Loading up from the Film Noir tradition of "Ripped from the headlines" in adapting a Jingi Naki Tatakai series of articles written by Koichi Iiboshi that began in Weekly Sankei, which were based on a manuscript written by former yakuza member Kozo Mino,who wrote whilst in jail.

The screenplay by Kazuo Kasahara incredibly retains the newsreel roots by trimming exposition for JNW "in the moment", criss-crossing the various warring gangs to short, sharp, shock encounters, keeping wannabe rookie gangster Hirono on his toes in his attempt to be on the winning side in a ever shifting battle without honour and humanity.

Reviewed by K_Todorov9 / 10

A violent, bloody masterpiece

I don't get what's with those people who think "Battles Without Honor Or Humanity" has something to do with "The Godfather". The only notable similarity is that both delve into the criminal underworlds. But so what ? "The Godfather" didn't invent this genre. Furthermore the story in "Battles" was adapted from newspaper articles describing various yakuza activities. What Kinji Fukasaku created is a brilliant, violent tale about the dark and unforgiving nature of the Japanese crime syndicates it is also a story about friendship and betrayal.
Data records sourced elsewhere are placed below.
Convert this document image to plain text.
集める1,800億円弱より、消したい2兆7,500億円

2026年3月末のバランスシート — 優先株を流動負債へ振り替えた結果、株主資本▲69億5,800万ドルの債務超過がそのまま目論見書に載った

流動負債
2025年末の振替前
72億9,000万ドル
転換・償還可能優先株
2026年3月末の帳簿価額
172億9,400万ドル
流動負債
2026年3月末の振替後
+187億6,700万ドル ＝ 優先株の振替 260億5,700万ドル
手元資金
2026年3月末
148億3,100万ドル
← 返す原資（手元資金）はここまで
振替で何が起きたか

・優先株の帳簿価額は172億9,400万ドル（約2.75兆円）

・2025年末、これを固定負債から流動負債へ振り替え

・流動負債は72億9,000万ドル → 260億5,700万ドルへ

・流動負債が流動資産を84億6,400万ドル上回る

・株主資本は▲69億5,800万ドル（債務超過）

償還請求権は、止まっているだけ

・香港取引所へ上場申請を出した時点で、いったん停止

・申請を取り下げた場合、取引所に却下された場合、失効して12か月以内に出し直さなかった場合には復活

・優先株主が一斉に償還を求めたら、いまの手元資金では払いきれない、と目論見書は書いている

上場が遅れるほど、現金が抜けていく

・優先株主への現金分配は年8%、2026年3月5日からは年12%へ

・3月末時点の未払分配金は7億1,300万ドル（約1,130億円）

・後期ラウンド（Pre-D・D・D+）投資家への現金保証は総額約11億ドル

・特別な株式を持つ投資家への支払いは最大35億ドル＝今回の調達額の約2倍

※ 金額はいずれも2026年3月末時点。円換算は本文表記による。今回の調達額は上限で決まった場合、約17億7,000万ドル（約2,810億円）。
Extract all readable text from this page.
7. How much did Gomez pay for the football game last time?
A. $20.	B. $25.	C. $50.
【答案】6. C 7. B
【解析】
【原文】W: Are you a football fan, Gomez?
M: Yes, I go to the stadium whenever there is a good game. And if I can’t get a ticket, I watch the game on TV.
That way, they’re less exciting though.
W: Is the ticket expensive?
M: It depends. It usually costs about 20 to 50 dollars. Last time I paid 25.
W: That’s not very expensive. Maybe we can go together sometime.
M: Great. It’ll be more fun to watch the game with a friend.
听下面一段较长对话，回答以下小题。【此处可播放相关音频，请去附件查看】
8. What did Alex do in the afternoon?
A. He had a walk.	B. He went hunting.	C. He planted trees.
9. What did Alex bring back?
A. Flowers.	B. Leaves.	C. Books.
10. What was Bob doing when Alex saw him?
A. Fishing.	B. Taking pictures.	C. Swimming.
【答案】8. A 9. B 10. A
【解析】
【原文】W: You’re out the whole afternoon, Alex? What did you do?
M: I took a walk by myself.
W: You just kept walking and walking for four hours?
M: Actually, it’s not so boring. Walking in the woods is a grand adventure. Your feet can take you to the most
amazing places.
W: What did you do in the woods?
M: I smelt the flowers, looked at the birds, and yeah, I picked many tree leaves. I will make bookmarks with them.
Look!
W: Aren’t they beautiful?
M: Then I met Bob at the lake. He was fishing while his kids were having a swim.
This is a tale about a group of young men who after the end of the Second World War find themselves outcasts from society, under pursuit by the authorities. They inevitably bond together and form a new crime syndicate under the leadership of boss Yamamoto. As their organization grows in power so do the internal struggles between them begin to escalate. Slowly, either from pure greed and the corruption of power or by Yamamoto's careful manipulations. It's hard not to draw comparison with "Battle Royale" Fukusako's most notable film released in the late nineties. Both present a similar in a way situation: friends fight friends for their own survival.The only difference being that here that is done in a much more subtle way. But the elements are still the same, characters are likable well fleshed-out and the viewer is thrown into an internal struggle of his own when he sees them killing each other. Fukasaku's type of narration is one that involves multiple points of view, we don't have such a strong focus on main character as most movies do, there is one of course Shozo Hirono (played by the ever great Bunta Sugawara) but he serves the role of executing the movie's catharsis, he is the one who becomes a witness to all the madness and senseless killings and it is his final actions that define that, his realization and his rebellion to it all, his final display of grief to friends lost for nothing.

The acting is superb on all fronts, with a diverse cast of characters who offer a different perspective with their own point of view. Fukasaku demonstrates his great skill as a director, his technique perfectly fitting to the movie's tone. By using a fast-paced, erratic, nearly chaotic style the action scenes offer us that taste of brutality we wouldn't have felt had they been directed in a more traditional manner. Fukasaku strays from the established formula of people getting killed fast and easy with one or two bullets instead he shows us an alternative to that : a slow, painful exercise, one that more accurately portrays the yakuza's violent lifestyle. Yet there are no large body counts, the battles are often predetermined with one side attacking an individual or small group from the other, by surprise and in overwhelming force. There really is no honor in the Japanese underworld.

"Battles Without Honor Or Humanity" is the epitome of humanity's own self-destructive nature. The one that drives us to aim for a higher financial and social standing on any means. With no regard for friends, family, honor or trust.